Bring the electrode tip over the afferent ganglion and lower the pipette until the tip contacts the epithelium. Gently, maneuver the electrode so that the entire tip circumference contacts the afferent ganglion. Apply negative pressure with the pneumatic transducer and hold it.
After clicking Play in the patch clamp software, ensure that the whole cell loose patch recording of afferent neurons is achieved when spikes occur spontaneously roughly every 100 to 200 milliseconds. Once afferent neuron and motor neuron activity are both detected, click on the Record button on the toolbar in peak clamp 10 to capture simultaneous gap free recordings in both the channels. Perform data pre-processing as described in the text manuscript.
Using this gap-free recording protocol, the real-time activity of afferent and VR neurons can be measured simultaneously. Custom written, pre-processing scripts generate plots to assist in visualization of spike detection using parameters such as threshold, minimum duration and minimum interspike interval. Isolated signals were obtained by adjusting the lower bound and upper bound detection variables in the pre-processing script.
Ventral roots spike detection follows identical parameters with additional inputs. Bursts within a motor command are defined by a minimum of two spikes within 0.1 milliseconds lasting for five milliseconds at least and delineated by a minimum of three bursts with interburst intervals of less than 200 milliseconds Pre-processing scripts will overlay sections of afferent activity entered on a well-defined period of interest. In this case, mean spontaneous activity shows dramatic changes in response to the onset of motor activity depicted on the X-axis as time equal to zero.
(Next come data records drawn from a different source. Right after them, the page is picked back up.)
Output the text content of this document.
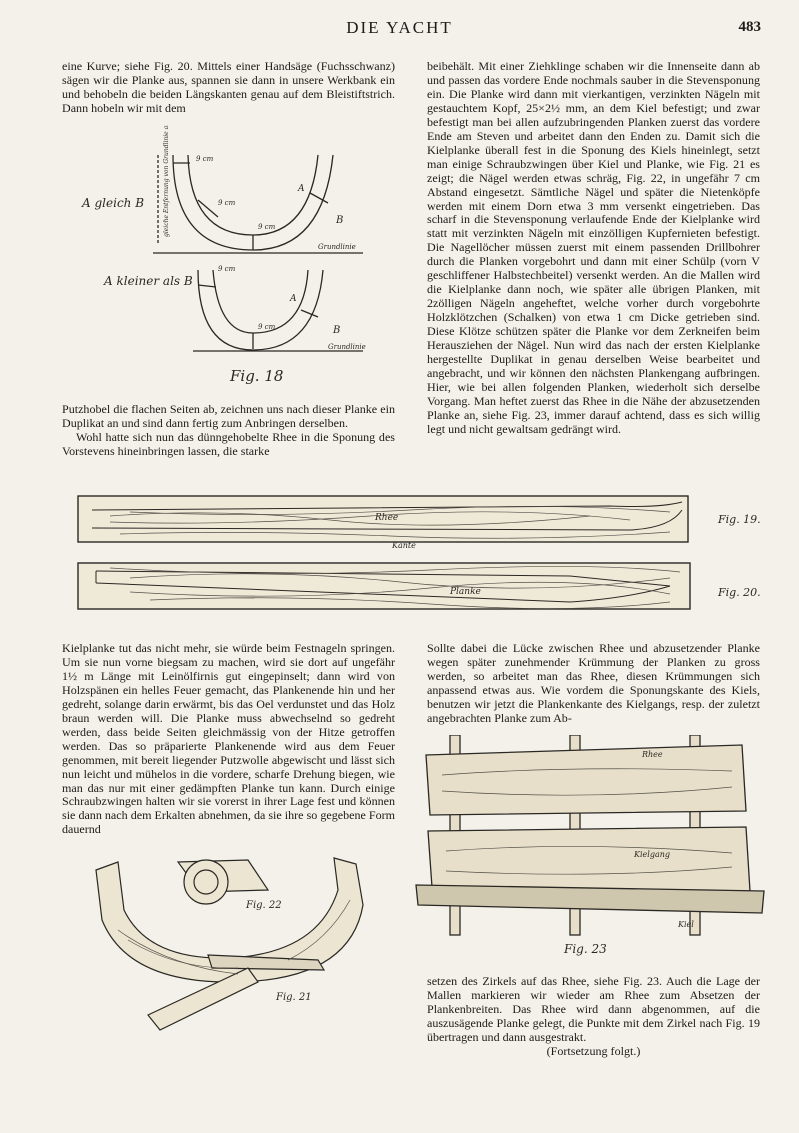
DIE YACHT	483

eine Kurve; siehe Fig. 20. Mittels einer Handsäge (Fuchsschwanz) sägen wir die Planke aus, spannen sie dann in unsere Werkbank ein und behobeln die beiden Längskanten genau auf dem Bleistiftstrich. Dann hobeln wir mit dem

A gleich B
A kleiner als B
9 cm
9 cm
9 cm
9 cm
9 cm
A
B
A
B
Grundlinie
Grundlinie
gleiche Entfernung von Grundlinie aus abgesetzt
Fig. 18

Putzhobel die flachen Seiten ab, zeichnen uns nach dieser Planke ein Duplikat an und sind dann fertig zum Anbringen derselben.

Wohl hatte sich nun das dünngehobelte Rhee in die Sponung des Vorstevens hineinbringen lassen, die starke

beibehält. Mit einer Ziehklinge schaben wir die Innenseite dann ab und passen das vordere Ende nochmals sauber in die Stevensponung ein. Die Planke wird dann mit vierkantigen, verzinkten Nägeln mit gestauchtem Kopf, 25×2½ mm, an dem Kiel befestigt; und zwar befestigt man bei allen aufzubringenden Planken zuerst das vordere Ende am Steven und arbeitet dann den Enden zu. Damit sich die Kielplanke überall fest in die Sponung des Kiels hineinlegt, setzt man einige Schraubzwingen über Kiel und Planke, wie Fig. 21 es zeigt; die Nägel werden etwas schräg, Fig. 22, in ungefähr 7 cm Abstand eingesetzt. Sämtliche Nägel und später die Nietenköpfe werden mit einem Dorn etwa 3 mm versenkt eingetrieben. Das scharf in die Stevensponung verlaufende Ende der Kielplanke wird statt mit verzinkten Nägeln mit einzölligen Kupfernieten befestigt. Die Nagellöcher müssen zuerst mit einem passenden Drillbohrer durch die Planken vorgebohrt und dann mit einer Schülp (vorn V geschliffener Halbstechbeitel) versenkt werden. An die Mallen wird die Kielplanke dann noch, wie später alle übrigen Planken, mit 2zölligen Nägeln angeheftet, welche vorher durch vorgebohrte Holzklötzchen (Schalken) von etwa 1 cm Dicke getrieben sind. Diese Klötze schützen später die Planke vor dem Zerkneifen beim Herausziehen der Nägel. Nun wird das nach der ersten Kielplanke hergestellte Duplikat in genau derselben Weise bearbeitet und angebracht, und wir können den nächsten Plankengang aufbringen. Hier, wie bei allen folgenden Planken, wiederholt sich derselbe Vorgang. Man heftet zuerst das Rhee in die Nähe der abzusetzenden Planke an, siehe Fig. 23, immer darauf achtend, dass es sich willig legt und nicht gewaltsam gedrängt wird.

Rhee
Kante
Fig. 19.
Planke	Fig. 20.

Kielplanke tut das nicht mehr, sie würde beim Festnageln springen. Um sie nun vorne biegsam zu machen, wird sie dort auf ungefähr 1½ m Länge mit Leinölfirnis gut eingepinselt; dann wird von Holzspänen ein helles Feuer gemacht, das Plankenende hin und her gedreht, solange darin erwärmt, bis das Oel verdunstet und das Holz braun werden will. Die Planke muss abwechselnd so gedreht werden, dass beide Seiten gleichmässig von der Hitze getroffen werden. Das so präparierte Plankenende wird aus dem Feuer genommen, mit bereit liegender Putzwolle abgewischt und lässt sich nun leicht und mühelos in die vordere, scharfe Drehung biegen, wie man das nur mit einer gedämpften Planke tun kann. Durch einige Schraubzwingen halten wir sie vorerst in ihrer Lage fest und können sie dann nach dem Erkalten abnehmen, da sie ihre so gegebene Form dauernd

Sollte dabei die Lücke zwischen Rhee und abzusetzender Planke wegen später zunehmender Krümmung der Planken zu gross werden, so arbeitet man das Rhee, diesen Krümmungen sich anpassend etwas aus. Wie vordem die Sponungskante des Kiels, benutzen wir jetzt die Plankenkante des Kielgangs, resp. der zuletzt angebrachten Planke zum Ab-

Fig. 22
Fig. 21
Rhee
Kielgang
Kiel
Fig. 23

setzen des Zirkels auf das Rhee, siehe Fig. 23. Auch die Lage der Mallen markieren wir wieder am Rhee zum Absetzen der Plankenbreiten. Das Rhee wird dann abgenommen, auf die auszusägende Planke gelegt, die Punkte mit dem Zirkel nach Fig. 19 übertragen und dann ausgestrakt.

(Fortsetzung folgt.)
Significant differences were detected in afferent spike rates between pre-swim spike rates and spike rates of both swim and post-swim periods. Afferent spike rates were negatively correlated with swim duration. There is no correlation detected between relative spike rate and swim frequency.
Animal health is the most important thing when trying to attempt this procedure. It is crucial to monitor fast blood flow to not only ensure animal welfare but also increase the likelihood of neural recording success. By leveraging genetic tools available in Zebrafish, This electrophysiology protocol can be complimented by transgenic lines to powerfully investigate anatomical and functional circuit connectivity in hair cell systems and beyond.
This simplified modification of the patch clamp technique allows us to monitor how sensory systems function in vivo.